I’m trying to make a formula device that maps Key Tracker to filter frequency, more specifically the Comb Filter frequency. Mapping A1 (55Hz) to A8 (7040Hz), I can calculate the frequency from Key Tracker with:

pow(2,(A*84)/12) * 55)  

Then to normalize the output from 0 to 1 again:

((pow(2,(A*84)/12) * 55) - 55) / 6985  

The problem is, the frequency in the filter is not scaled in a linear way. I’ve been trying to figure out how it’s scaled so I can get this Key Tracker->Formula Device->Comb Filter chain to work. Any ideas?

Here’s the DSP chain I have so far.

Dblue has done something like that already, just using LFOs instead of a formula device.
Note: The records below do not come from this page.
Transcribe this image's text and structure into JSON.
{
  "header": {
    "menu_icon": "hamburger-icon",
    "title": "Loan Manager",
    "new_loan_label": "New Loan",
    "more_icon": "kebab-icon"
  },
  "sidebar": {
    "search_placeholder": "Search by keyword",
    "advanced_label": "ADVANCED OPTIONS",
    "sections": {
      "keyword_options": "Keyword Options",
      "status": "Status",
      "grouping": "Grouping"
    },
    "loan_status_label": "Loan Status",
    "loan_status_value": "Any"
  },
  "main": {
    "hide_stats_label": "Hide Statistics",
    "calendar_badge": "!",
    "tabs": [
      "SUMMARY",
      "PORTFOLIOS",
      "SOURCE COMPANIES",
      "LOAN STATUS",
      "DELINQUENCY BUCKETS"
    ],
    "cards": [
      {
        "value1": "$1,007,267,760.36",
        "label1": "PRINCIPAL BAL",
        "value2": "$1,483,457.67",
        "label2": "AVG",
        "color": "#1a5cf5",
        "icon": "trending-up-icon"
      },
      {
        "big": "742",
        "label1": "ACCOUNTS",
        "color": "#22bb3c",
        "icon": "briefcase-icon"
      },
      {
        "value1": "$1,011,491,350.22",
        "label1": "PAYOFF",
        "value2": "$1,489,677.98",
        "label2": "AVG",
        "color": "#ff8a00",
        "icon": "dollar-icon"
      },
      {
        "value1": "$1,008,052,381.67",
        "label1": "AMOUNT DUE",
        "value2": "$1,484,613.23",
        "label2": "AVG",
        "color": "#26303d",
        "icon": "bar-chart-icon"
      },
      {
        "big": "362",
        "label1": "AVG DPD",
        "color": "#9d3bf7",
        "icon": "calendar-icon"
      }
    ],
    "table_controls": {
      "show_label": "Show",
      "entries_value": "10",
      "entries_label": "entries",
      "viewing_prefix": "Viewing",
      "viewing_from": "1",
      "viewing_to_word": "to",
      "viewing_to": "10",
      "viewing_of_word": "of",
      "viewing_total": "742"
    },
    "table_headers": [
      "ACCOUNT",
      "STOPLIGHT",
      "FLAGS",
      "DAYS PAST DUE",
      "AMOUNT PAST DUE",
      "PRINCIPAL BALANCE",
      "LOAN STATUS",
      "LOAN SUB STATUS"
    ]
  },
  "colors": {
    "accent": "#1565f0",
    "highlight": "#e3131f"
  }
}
Also for several other devices btw.

Related Forum Thread

Oh yeah, duh. I saw those when they came out but totally forgot. Thanks!

Well the filters are definitely not linear, they can’t be, really, because that would leave us lacking precision in the lows and mid lows (and you’d have perfect control over whether the cutoff point is 17023, or 17059 Hz)

Hope you can find the formula from dblue’s solution

The formula is a little bit different for every device, due to differences in each device’s frequency scaling. It would be nice if the key tracker was a bit more aware of the other devices in this sense, but at the moment it’s a bit clueless.

When creating my tuned devices as mentioned above, I’ve basically written some Lua code to set all of the correct LFO points for me. I use Lua to set the parameter’s frequency by value, ie “1234hz”, then record that to an automation envelope, then later copy all the generated points into the LFO’s custom envelope. I’ve also used my Scala .scl loading code in there, so I can apply any custom tunings if necessary. I’ve been meaning to release this crap as a tool for a long time now, but simply haven’t gotten around to it yet.

Cool, thanks for the info. I suspected they all had different scaling. Your method is definitely the most accurate, I’ve been getting some cool sounds out of it!